Cierto es que, siguiendo el Teorema de la imposibilidad de Arrow que indica que a mayor cantidad de opciones de elección o de electores, la probabilidad de llegar a un acuerdo disminuye y que la posibilidad de llegar a acuerdos solo deriva de una elección unánime, la cual a su vez solo es posible si existe el elemento dictatorial, pensar en una unanimidad en nuestro país es no solo sueño sino utopía.
Así que, lo que podemos esperar es que en la pluralidad de la sociedad contemporánea, sean precarias las mayorías que arrojen las elecciones y que en realidad sea la minoría mayor la que se imponga al resto de minorías, que paradójicamente, serían mayoría en su conjunto.
Esto acontece en procesos “normales” en un país como el nuestro que tiene siete opciones electorales registradas, lo que explica por qué, en más de 200 años de vida independiente, aún no tenemos definido el destino que esperamos como nación y estamos hablando de una cuarta transformación con un impulsor que, a pesar de comunicar cada día, ofrece más opacidad y confusión que certidumbre.
Por su parte, el sistema democrático de partidos que tenemos, ha devenido en una pura reglamentación de los mecanismos para alcanzar el poder, dejando de lado la consolidación de una cultura democrática que privilegie los valores de confianza y respeto a las leyes e instituciones para salvaguardar la integridad y el destino del país en su conjunto y no solo sus islas de poder.
Acabamos de ver en el proceso interno de MORENA para elegir a sus delegados, para a su vez formar su consejo directivo, que el respeto a sus compañeros y sus procedimientos fue supeditado al interés de facciones, o grupos, posicionándose para alcanzar cargos e influencia en sus determinaciones internas.
Distinto, pero no diferente en sus fines, es lo observado en el PRI, donde un dirigente logró dominar las cúpulas directivas solo para imponer sus intereses y hacer un uso patrimonial de su investidura. En este caso no se puede hablar de la militancia haya sido movilizada o tomada en cuenta, mucho menos que la actuación de la dirigencia tenga visos democráticos. Es simplemente el desempeño de un símil de corte versallesco que en forma vertical transmite sus decisiones hacia estructuras cada vez más débiles y en trámite de desaparición.
Por su parte el PAN, antaño presuntuoso de sus prácticas democráticas sigue igualmente preso de prácticas y decisiones tomadas en la cúpula con sus cuadros fragmentados y la militancia ignorada. El resto de los partidos luchan por su supervivencia, salvo Movimiento Ciudadano que trae una estrategia de crecimiento que ha resultado exitosa, pero que aún es una interrogación en cuanto a definiciones fundamentales sobre el país que quiere construir si llegara al poder.

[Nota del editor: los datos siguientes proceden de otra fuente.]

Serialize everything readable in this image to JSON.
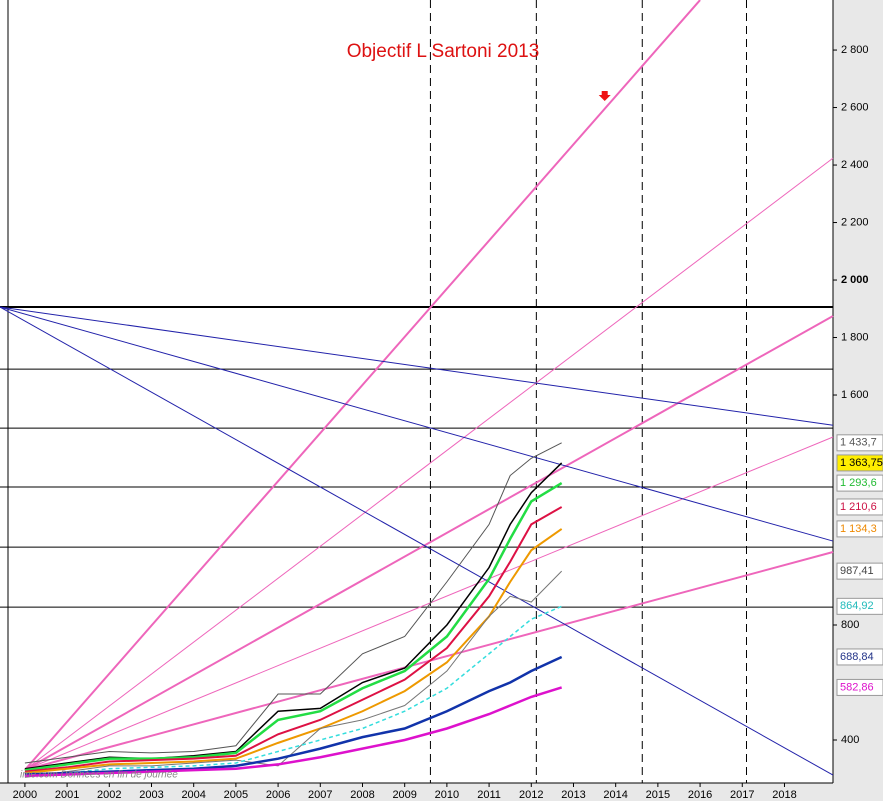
{
  "chart_data": {
    "type": "line",
    "title": "Objectif L Sartoni 2013",
    "watermark": "ime.com  Données en fin de journée",
    "xlim": [
      1999.41,
      2019.15
    ],
    "ylim": [
      250.4,
      2974.1
    ],
    "xticks": [
      2000,
      2001,
      2002,
      2003,
      2004,
      2005,
      2006,
      2007,
      2008,
      2009,
      2010,
      2011,
      2012,
      2013,
      2014,
      2015,
      2016,
      2017,
      2018
    ],
    "yticks": [
      400,
      800,
      {
        "value": 1600,
        "label": "1 600"
      },
      {
        "value": 1800,
        "label": "1 800"
      },
      {
        "value": 2000,
        "label": "2 000"
      },
      {
        "value": 2200,
        "label": "2 200"
      },
      {
        "value": 2400,
        "label": "2 400"
      },
      {
        "value": 2600,
        "label": "2 600"
      },
      {
        "value": 2800,
        "label": "2 800"
      }
    ],
    "x": [
      2000,
      2001,
      2002,
      2003,
      2004,
      2005,
      2006,
      2007,
      2008,
      2009,
      2010,
      2011,
      2011.5,
      2012,
      2012.72
    ],
    "series": [
      {
        "color": "#555555",
        "style": "thin",
        "values": [
          320,
          340,
          360,
          355,
          360,
          380,
          560,
          560,
          700,
          760,
          950,
          1150,
          1320,
          1380,
          1433.7
        ],
        "value_labels": [
          "1 433,7"
        ],
        "label_bg": "#ffffff",
        "label_color": "#555555"
      },
      {
        "color": "#000000",
        "style": "price",
        "values": [
          300,
          320,
          340,
          335,
          345,
          360,
          500,
          510,
          600,
          650,
          800,
          1000,
          1150,
          1260,
          1363.75
        ],
        "value_labels": [
          "1 363,75"
        ],
        "label_bg": "#ffee00",
        "label_color": "#000000"
      },
      {
        "color": "#22dd44",
        "style": "thick",
        "values": [
          295,
          315,
          335,
          335,
          340,
          355,
          470,
          500,
          580,
          640,
          760,
          960,
          1100,
          1230,
          1293.6
        ],
        "value_labels": [
          "1 293,6"
        ],
        "label_bg": "#ffffff",
        "label_color": "#22bb33"
      },
      {
        "color": "#dd1144",
        "style": "mid",
        "values": [
          290,
          305,
          325,
          330,
          335,
          345,
          420,
          470,
          540,
          610,
          720,
          900,
          1020,
          1150,
          1210.6
        ],
        "value_labels": [
          "1 210,6"
        ],
        "label_bg": "#ffffff",
        "label_color": "#cc1144"
      },
      {
        "color": "#ee9900",
        "style": "mid",
        "values": [
          285,
          300,
          315,
          320,
          325,
          335,
          390,
          440,
          500,
          570,
          670,
          830,
          950,
          1060,
          1134.3
        ],
        "value_labels": [
          "1 134,3"
        ],
        "label_bg": "#ffffff",
        "label_color": "#ee8800"
      },
      {
        "color": "#777777",
        "style": "thin",
        "values": [
          270,
          290,
          310,
          310,
          320,
          330,
          310,
          440,
          470,
          520,
          640,
          830,
          900,
          880,
          987.41
        ],
        "value_labels": [
          "987,41"
        ],
        "label_bg": "#ffffff",
        "label_color": "#444444"
      },
      {
        "color": "#33dddd",
        "style": "dashed",
        "values": [
          275,
          285,
          300,
          305,
          310,
          320,
          360,
          400,
          440,
          500,
          580,
          700,
          760,
          820,
          864.92
        ],
        "value_labels": [
          "864,92"
        ],
        "label_bg": "#ffffff",
        "label_color": "#22bbbb"
      },
      {
        "color": "#1133aa",
        "style": "thick",
        "values": [
          280,
          285,
          290,
          295,
          300,
          310,
          335,
          370,
          410,
          440,
          500,
          570,
          600,
          640,
          688.84
        ],
        "value_labels": [
          "688,84"
        ],
        "label_bg": "#ffffff",
        "label_color": "#223388"
      },
      {
        "color": "#dd11cc",
        "style": "thick",
        "values": [
          275,
          280,
          285,
          290,
          295,
          300,
          315,
          340,
          370,
          400,
          440,
          490,
          520,
          550,
          582.86
        ],
        "value_labels": [
          "582,86"
        ],
        "label_bg": "#ffffff",
        "label_color": "#dd11cc"
      }
    ],
    "hlines": [
      1906,
      1690,
      1485,
      1280,
      1071,
      862
    ],
    "vlines": [
      2009.61,
      2012.12,
      2014.63,
      2017.1
    ],
    "fan_lines": [
      {
        "color": "#ee66bb",
        "style": "thick",
        "from": [
          2000,
          296
        ],
        "to": [
          2016,
          2974
        ]
      },
      {
        "color": "#ee66bb",
        "style": "thin",
        "from": [
          2000,
          296
        ],
        "to": [
          2019.15,
          2424
        ]
      },
      {
        "color": "#ee66bb",
        "style": "thick",
        "from": [
          2000,
          296
        ],
        "to": [
          2019.15,
          1875
        ]
      },
      {
        "color": "#ee66bb",
        "style": "thin",
        "from": [
          2000,
          296
        ],
        "to": [
          2019.15,
          1454
        ]
      },
      {
        "color": "#ee66bb",
        "style": "thick",
        "from": [
          2000,
          296
        ],
        "to": [
          2019.15,
          1054
        ]
      },
      {
        "color": "#2222aa",
        "style": "thin",
        "from": [
          1999.41,
          1906
        ],
        "to": [
          2019.15,
          1495
        ]
      },
      {
        "color": "#2222aa",
        "style": "thin",
        "from": [
          1999.41,
          1906
        ],
        "to": [
          2019.15,
          1092
        ]
      },
      {
        "color": "#2222aa",
        "style": "thin",
        "from": [
          1999.41,
          1906
        ],
        "to": [
          2019.15,
          278
        ]
      }
    ],
    "marker": {
      "color": "#ee1111",
      "point": [
        2013.74,
        2633
      ]
    }
  }
}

Eso es lo que tenemos para intentar construir un país por la vía democrática, todos viendo por sí mismos y en segundo lugar el bienestar social y como alcanzarlo. Parece ser que el presidente de la república ya se dio cuenta de las limitaciones y defectos del sistema, el cual se empeña en transformar, desgraciadamente en forma totalitaria, utilizando la democracia como herramienta retórica y demagógica.
No serán las consultas a modo ni los intentos burdos de democracia plebiscitaria los que resuelvan la falta de consensos o promuevan la unidad nacional. Sin instituciones sólidas y despreciando leyes no será posible transformar al sistema democrático nacional, sino por el contrario se vulnerará la democracia y retrasará el desarrollo del país. La reforma electoral propuesta tampoco lo hará, es gatopardiana.